In December, Glendon theatre instructor Aleksandar Lukac heard startling news. His adaptation of Bertolt Brecht’s Drums in the Night, which he had directed for a regional company in Sabac, Serbia 16 months before, had won best show of 2010-11 at Serbia’s Festival of Festivals.
“I was quite surprised to get the news,” says Lukac, who last saw the production when it premiered in September 2010 and didn’t attend the national theatre festival. “What made me really happy was that Brecht is not always popular. His plays are political, provocative and dark.” Yet the audience at Serbia’s Festival of Festivals gave it more votes than three comedies and the favourite coming into the national competition.
Drums in the Night is about a young soldier who returns home after being a prisoner of war – and considered dead – for four years to find that his fiancée is betrothed to a capitalist turning metal ammunition boxes into baby carriages. The play, written shortly after the First World War, launched Brecht’s career and his brand of “epic” theatre, aimed at jarring audiences into thinking about political issues they might otherwise avoid.
“Clearly, for me, doing a show about the aftermath of war resonates strongly with Serbians who have just come out of a war,” says Lukac, referring to the civil war that led to the disintegration of Yugoslavia, where he was born.
Brecht’s play is funny and peppered with cabaret, offering relief from a tragic tale of betrayal. But what hit Serbian audiences, says Lukac, was that it dealt with hunger, the black market, manipulation, revolution, death, violence and other issues familiar to those who’ve experienced war.
The capitalist and soldier come to blows while the cabaret continues, in Drums in the Night
Lukac first workshopped and produced Drums in the Night with his Glendon theatre students a few years ago. “These powerful plays stick with you and I wished to have another go.” That opportunity came when the Sabac Theatre invited him to direct a show in the summer of 2010.
Brecht often inserts music and cabaret into his plays to distract the audience, prevent a purely emotional response and compel them to see the larger sociological perspective, says Lukac.
Most productions of Drums insert cabaret songs for which Brecht wrote the lyrics, but Lukac decided to insert original cabaret music of 1920s that might have influenced the Berlin playwright. So Lukac’s adaptation includes miniature cabaret skits in four different styles – vaudeville, futuristic, surrealist and political. The production was visually stunning, with costumes by Dragica Pavlovic and set by Marija Kalabic.

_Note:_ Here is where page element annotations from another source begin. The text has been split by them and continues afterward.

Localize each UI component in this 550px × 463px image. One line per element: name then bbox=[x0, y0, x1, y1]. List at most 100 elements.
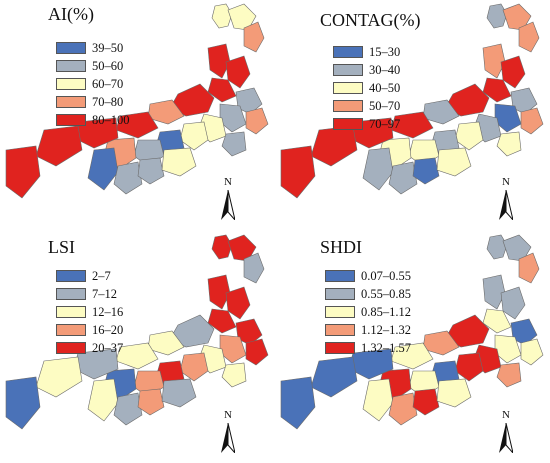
lsi-legend-item: 12–16 bbox=[56, 303, 123, 321]
lsi-map-region bbox=[5, 376, 41, 430]
contag-legend-item: 40–50 bbox=[333, 79, 400, 97]
lsi-map-region bbox=[179, 352, 209, 382]
map-panel-lsi: LSI 2–7 7–12 12–16 16–20 20–37 N bbox=[0, 231, 275, 462]
north-arrow-icon bbox=[221, 190, 235, 220]
ai-map-region bbox=[113, 161, 143, 195]
map-panel-contag: CONTAG(%) 15–30 30–40 40–50 50–70 70–97 … bbox=[275, 0, 550, 231]
contag-map-region bbox=[454, 121, 484, 151]
ai-legend-swatch bbox=[56, 114, 86, 126]
ai-legend-item: 39–50 bbox=[56, 39, 130, 57]
contag-map-region bbox=[280, 145, 316, 199]
lsi-legend-label: 16–20 bbox=[92, 322, 124, 337]
shdi-map-region bbox=[436, 378, 472, 408]
lsi-map-region bbox=[207, 308, 237, 334]
contag-legend-label: 50–70 bbox=[369, 98, 401, 113]
ai-legend: 39–50 50–60 60–70 70–80 80–100 bbox=[56, 39, 130, 129]
shdi-legend-item: 1.12–1.32 bbox=[325, 321, 411, 339]
contag-legend-item: 15–30 bbox=[333, 43, 400, 61]
ai-map-region bbox=[225, 55, 251, 89]
shdi-north-arrow: N bbox=[497, 409, 515, 453]
ai-legend-swatch bbox=[56, 42, 86, 54]
map-panel-ai: AI(%) 39–50 50–60 60–70 70–80 80–100 N bbox=[0, 0, 275, 231]
ai-map-region bbox=[245, 107, 269, 135]
shdi-map-region bbox=[510, 318, 538, 346]
contag-map-region bbox=[436, 147, 472, 177]
lsi-map-region bbox=[207, 274, 231, 310]
lsi-map-region bbox=[245, 338, 269, 366]
ai-map-region bbox=[221, 131, 247, 157]
contag-legend-label: 15–30 bbox=[369, 44, 401, 59]
contag-legend-item: 30–40 bbox=[333, 61, 400, 79]
shdi-legend-label: 1.32–1.57 bbox=[361, 340, 411, 355]
ai-legend-label: 50–60 bbox=[92, 58, 124, 73]
ai-map-region bbox=[211, 3, 233, 29]
shdi-legend-label: 0.55–0.85 bbox=[361, 286, 411, 301]
contag-legend-label: 30–40 bbox=[369, 62, 401, 77]
contag-map-title: CONTAG(%) bbox=[320, 10, 421, 30]
lsi-legend-swatch bbox=[56, 324, 86, 336]
north-arrow-label: N bbox=[224, 409, 232, 421]
map-panel-shdi: SHDI 0.07–0.55 0.55–0.85 0.85–1.12 1.12–… bbox=[275, 231, 550, 462]
contag-legend-item: 50–70 bbox=[333, 97, 400, 115]
contag-legend-swatch bbox=[333, 46, 363, 58]
lsi-legend-label: 20–37 bbox=[92, 340, 124, 355]
ai-map-region bbox=[207, 77, 237, 103]
ai-legend-swatch bbox=[56, 96, 86, 108]
lsi-legend-swatch bbox=[56, 306, 86, 318]
shdi-map-region bbox=[500, 286, 526, 320]
lsi-legend-item: 16–20 bbox=[56, 321, 123, 339]
shdi-legend: 0.07–0.55 0.55–0.85 0.85–1.12 1.12–1.32 … bbox=[325, 267, 411, 357]
contag-map-region bbox=[500, 55, 526, 89]
contag-map-region bbox=[482, 77, 512, 103]
lsi-legend-label: 7–12 bbox=[92, 286, 117, 301]
lsi-legend-swatch bbox=[56, 288, 86, 300]
shdi-map-region bbox=[388, 392, 418, 426]
north-arrow-icon bbox=[221, 423, 235, 453]
contag-legend-swatch bbox=[333, 118, 363, 130]
ai-map-region bbox=[207, 43, 231, 79]
contag-legend-label: 70–97 bbox=[369, 116, 401, 131]
contag-legend-swatch bbox=[333, 100, 363, 112]
lsi-legend-item: 2–7 bbox=[56, 267, 123, 285]
lsi-map-title: LSI bbox=[48, 237, 75, 257]
contag-map-region bbox=[496, 131, 522, 157]
ai-map-region bbox=[87, 147, 119, 191]
shdi-legend-label: 0.07–0.55 bbox=[361, 268, 411, 283]
contag-legend-swatch bbox=[333, 64, 363, 76]
north-arrow-icon bbox=[499, 423, 513, 453]
shdi-choropleth-map bbox=[280, 234, 544, 430]
shdi-legend-item: 1.32–1.57 bbox=[325, 339, 411, 357]
ai-choropleth-map bbox=[5, 3, 269, 199]
north-arrow-label: N bbox=[502, 176, 510, 188]
ai-legend-item: 50–60 bbox=[56, 57, 130, 75]
contag-map-region bbox=[520, 107, 544, 135]
ai-map-title: AI(%) bbox=[48, 4, 94, 24]
shdi-map-region bbox=[520, 338, 544, 366]
lsi-legend-label: 2–7 bbox=[92, 268, 111, 283]
ai-map-region bbox=[35, 125, 83, 167]
contag-map-region bbox=[412, 157, 440, 185]
contag-map-region bbox=[510, 87, 538, 115]
ai-north-arrow: N bbox=[219, 176, 237, 220]
ai-legend-swatch bbox=[56, 60, 86, 72]
lsi-map-region bbox=[235, 318, 263, 346]
lsi-map-region bbox=[87, 378, 119, 422]
ai-legend-item: 70–80 bbox=[56, 93, 130, 111]
shdi-legend-swatch bbox=[325, 270, 355, 282]
shdi-map-region bbox=[280, 376, 316, 430]
ai-legend-label: 80–100 bbox=[92, 112, 130, 127]
ai-legend-swatch bbox=[56, 78, 86, 90]
contag-legend: 15–30 30–40 40–50 50–70 70–97 bbox=[333, 43, 400, 133]
ai-map-region bbox=[179, 121, 209, 151]
lsi-map-region bbox=[161, 378, 197, 408]
ai-map-region bbox=[243, 21, 265, 53]
shdi-map-region bbox=[482, 308, 512, 334]
shdi-legend-swatch bbox=[325, 342, 355, 354]
lsi-legend-swatch bbox=[56, 270, 86, 282]
shdi-map-title: SHDI bbox=[320, 237, 363, 257]
shdi-legend-swatch bbox=[325, 324, 355, 336]
lsi-legend-item: 20–37 bbox=[56, 339, 123, 357]
contag-legend-swatch bbox=[333, 82, 363, 94]
ai-map-region bbox=[137, 157, 165, 185]
lsi-map-region bbox=[137, 388, 165, 416]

Back in Canada, Lukac is currently directing and promoting a play inspired by the Occupy movement. His student Dan Pelletier has adapted Marat/Sade by Peter Weiss to create Move.(me).ant.: The Marat/Sade Occupied. To run nightly from Feb. 28 through March 3 at Glendon College, this play will be streamed live on the Internet for all to see. And – a very big and – viewers will be invited to send in comments on Twitter and Facebook that will be projected onto the tent city on stage during the performance, a feat made possible by Glendon Theatre’s technical director Duncan Appleton.
Theatre director Aleksandar Lukac
“This hasn’t been done before that I know of,” says Lukac. He’s notified Toronto theatre companies about it so they can witness what happens. The tweets and Facebook messages will be coming in raw, uncensored and the students/actors will be answering them from stage. “It will be a distraction or a help. Once we open the gate anything can pass through. It will show who’s watching, anyway.”
In April, Lukac returns to his native Serbia to direct his adaptation of Martin Crimp’s The Treatment, another play workshopped with his Glendon students.
Lukac has directed over 50 professional productions in Canada as well as productions in Serbia since 1992, when he left the former Yugoslavia and joined York’s contract faculty.